# He has to be more then a friend...



## iaschneider5 (Oct 5, 2019)

so I know I just posted this in my other long post but I just need to get more out because this is bothering me and im not sure if It should but its bringing up all the feelings I had before when I found out about the guy int he first place. 

Does it make sense man would drive an hour just to sit with someones kids while she went into the Dr if they were just friends? Maybe she saidI wouldn't do it or something. She said he offered after he found out... Then dinner and ice cream. 

What does his wife think about it. Does she know? Id love to ask her. Its bothering me that this man was sitting with my kids alone (yes at a dr office so not completely alone) but with someone they barely know. Maybe its just because this is the first time knowing about them being around another man friend or otherwise? 

Its bringing up the feelings I had when I found out she was texting him all day while at work and when I was out of room putting our kids to bed... maybe thats why Im so pissed off right now.


----------



## shortbus (Jul 25, 2017)

I doesn't make any sense, because, we both know, it doesn't make any sense.
Trust your gut, it's only right 99% of the time.


----------



## BluesPower (Mar 27, 2018)

I think maybe that one reason you are pissed off is this: 

You are starting to realize how blind, trusting and frankly, how dense you have been about everything. 

Yes he is more than a friend. He always has been, and she is bringing him around the kids and there is nothing you are able to do about it. 

NOW YOU ARE STARTING TO UNDERSTAND...


----------



## Openminded (Feb 21, 2013)

^^^

I agree.


----------



## Affaircare (Jan 11, 2010)

iaschneider5 said:


> Does it make sense man would drive an hour just to sit with someones kids while she went into the Dr if they were just friends? Maybe she said I wouldn't do it or something. She said he offered after he found out... Then dinner and ice cream.

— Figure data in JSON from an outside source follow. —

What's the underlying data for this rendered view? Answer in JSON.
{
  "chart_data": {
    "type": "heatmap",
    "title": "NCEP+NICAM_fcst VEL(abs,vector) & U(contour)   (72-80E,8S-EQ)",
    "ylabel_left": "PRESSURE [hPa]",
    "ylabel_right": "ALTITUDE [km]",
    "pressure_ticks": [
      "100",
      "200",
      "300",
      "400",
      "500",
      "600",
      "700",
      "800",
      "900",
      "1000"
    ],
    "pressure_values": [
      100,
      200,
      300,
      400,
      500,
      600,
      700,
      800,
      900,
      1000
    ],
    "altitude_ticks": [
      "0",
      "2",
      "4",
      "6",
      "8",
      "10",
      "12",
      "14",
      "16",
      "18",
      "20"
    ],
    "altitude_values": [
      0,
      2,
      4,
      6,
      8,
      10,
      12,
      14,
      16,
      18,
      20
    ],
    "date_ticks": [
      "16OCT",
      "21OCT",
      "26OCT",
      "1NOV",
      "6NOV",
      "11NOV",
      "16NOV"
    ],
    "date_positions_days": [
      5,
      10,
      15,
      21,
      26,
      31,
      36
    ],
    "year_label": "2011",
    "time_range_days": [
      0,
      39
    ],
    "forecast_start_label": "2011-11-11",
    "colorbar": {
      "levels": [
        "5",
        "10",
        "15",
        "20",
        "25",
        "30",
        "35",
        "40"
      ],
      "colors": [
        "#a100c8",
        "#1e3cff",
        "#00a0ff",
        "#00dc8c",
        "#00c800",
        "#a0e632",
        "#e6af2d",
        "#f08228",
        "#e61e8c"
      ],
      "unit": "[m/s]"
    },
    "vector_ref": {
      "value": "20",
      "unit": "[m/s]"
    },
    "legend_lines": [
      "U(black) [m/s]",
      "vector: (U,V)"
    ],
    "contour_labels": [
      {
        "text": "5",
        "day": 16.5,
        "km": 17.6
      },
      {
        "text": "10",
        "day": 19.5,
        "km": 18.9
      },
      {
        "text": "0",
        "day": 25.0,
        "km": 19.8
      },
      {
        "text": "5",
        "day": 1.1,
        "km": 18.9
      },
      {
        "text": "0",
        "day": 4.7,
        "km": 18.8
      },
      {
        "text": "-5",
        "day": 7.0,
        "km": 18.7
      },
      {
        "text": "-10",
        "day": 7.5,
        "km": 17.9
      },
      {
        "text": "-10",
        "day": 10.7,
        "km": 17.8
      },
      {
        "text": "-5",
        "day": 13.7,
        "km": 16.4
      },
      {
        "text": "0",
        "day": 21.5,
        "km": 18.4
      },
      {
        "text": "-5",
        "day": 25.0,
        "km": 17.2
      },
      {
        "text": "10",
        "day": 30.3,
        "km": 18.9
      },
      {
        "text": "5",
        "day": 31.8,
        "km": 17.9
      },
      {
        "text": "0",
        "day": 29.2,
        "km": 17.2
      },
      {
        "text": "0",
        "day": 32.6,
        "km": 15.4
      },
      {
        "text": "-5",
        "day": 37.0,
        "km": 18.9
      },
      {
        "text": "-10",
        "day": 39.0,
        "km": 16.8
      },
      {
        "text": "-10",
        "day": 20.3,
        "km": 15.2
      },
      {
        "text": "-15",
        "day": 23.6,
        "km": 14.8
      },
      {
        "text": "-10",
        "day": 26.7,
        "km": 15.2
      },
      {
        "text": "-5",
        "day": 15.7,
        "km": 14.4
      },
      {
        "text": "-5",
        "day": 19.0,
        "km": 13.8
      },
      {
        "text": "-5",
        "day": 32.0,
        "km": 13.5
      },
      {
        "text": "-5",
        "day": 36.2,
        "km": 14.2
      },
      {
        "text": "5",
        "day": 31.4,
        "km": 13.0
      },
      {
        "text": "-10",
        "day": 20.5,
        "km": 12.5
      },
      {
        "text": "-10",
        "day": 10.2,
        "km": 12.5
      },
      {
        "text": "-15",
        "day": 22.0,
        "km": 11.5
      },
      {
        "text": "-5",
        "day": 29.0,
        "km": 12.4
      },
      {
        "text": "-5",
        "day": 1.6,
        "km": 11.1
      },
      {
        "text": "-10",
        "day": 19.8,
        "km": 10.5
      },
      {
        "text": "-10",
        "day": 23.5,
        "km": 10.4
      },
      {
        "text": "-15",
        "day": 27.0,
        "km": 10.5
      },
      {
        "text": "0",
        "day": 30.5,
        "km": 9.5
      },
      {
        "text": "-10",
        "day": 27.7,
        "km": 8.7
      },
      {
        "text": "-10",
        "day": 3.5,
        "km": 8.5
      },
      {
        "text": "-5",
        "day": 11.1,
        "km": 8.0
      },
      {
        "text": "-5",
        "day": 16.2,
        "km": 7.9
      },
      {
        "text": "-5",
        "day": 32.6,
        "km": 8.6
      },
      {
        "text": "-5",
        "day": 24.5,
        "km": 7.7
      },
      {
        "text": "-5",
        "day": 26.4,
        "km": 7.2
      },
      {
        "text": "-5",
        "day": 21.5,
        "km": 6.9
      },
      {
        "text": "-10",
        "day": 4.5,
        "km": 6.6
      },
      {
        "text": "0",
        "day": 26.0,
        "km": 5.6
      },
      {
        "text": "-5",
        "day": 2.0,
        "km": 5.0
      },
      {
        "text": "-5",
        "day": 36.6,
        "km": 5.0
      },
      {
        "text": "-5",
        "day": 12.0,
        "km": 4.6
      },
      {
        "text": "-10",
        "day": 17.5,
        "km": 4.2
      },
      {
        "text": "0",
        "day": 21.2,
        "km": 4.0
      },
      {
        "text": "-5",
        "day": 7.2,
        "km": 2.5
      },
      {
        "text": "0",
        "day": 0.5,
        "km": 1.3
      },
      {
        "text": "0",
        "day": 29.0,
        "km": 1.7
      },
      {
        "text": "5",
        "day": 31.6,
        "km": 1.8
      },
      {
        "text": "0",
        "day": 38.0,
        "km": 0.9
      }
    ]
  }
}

Nope it doesn't make sense. I have plenty of friends in the world, male and female, and I don't usually drive an hour to sit with their kids while they go to the doctor's office. Think about it, @iaschneider5... would any of your buddy friends drive an hour to watch your kids while you went to see the doc? Would any of your wife's LADY friends drive an hour (each way, by the way!) to sit with the kids while she went to the doc? NO! Even if you were really good friends, you might...MAYBE agree to babysit but do it at the house--not sit there in the doc office then take 'em to dinner and ice cream. 

They are NOT "just friends." "Just friends" don't go to that extent. 

Now, you and your STBXW are divorcing, so there's not a lot you can do about who she sees or who your kids are exposed to (in the sense of dating). But what you CAN do is that ever single time she says something like "Can you watch the kids while I___?" just say yes. Okay yes you may need to hire a sitter yourself, but every single time, just say YES. That way you have as much control as possible over who the kids see, because you have the most TIME possible with the kids. 



> What does his wife think about it. Does she know? Id love to ask her. Its bothering me that this man was sitting with my kids alone (yes at a dr office so not completely alone) but with someone they barely know. Maybe its just because this is the first time knowing about them being around another man friend or otherwise?
> 
> Its bringing up the feelings I had when I found out she was texting him all day while at work and when I was out of room putting our kids to bed... maybe thats why Im so pissed off right now.


 @iaschneider5, would you feel this way if you found out that the cashier at the grocery store had her kids sit in the doctor's office with a 70yo man? Would you feel this way if your postman said he had a 70yo lady watch his kids while he went to the doc? Nope, because you are not in their life and they are not part of your life...you are detached. That is the goal here. Ask yourself, "What would I do if it was the bank teller who did this?" and gradually get to that place where you might shrug and think "That's weird" but just carry on like it's nothing. 

Okay?


----------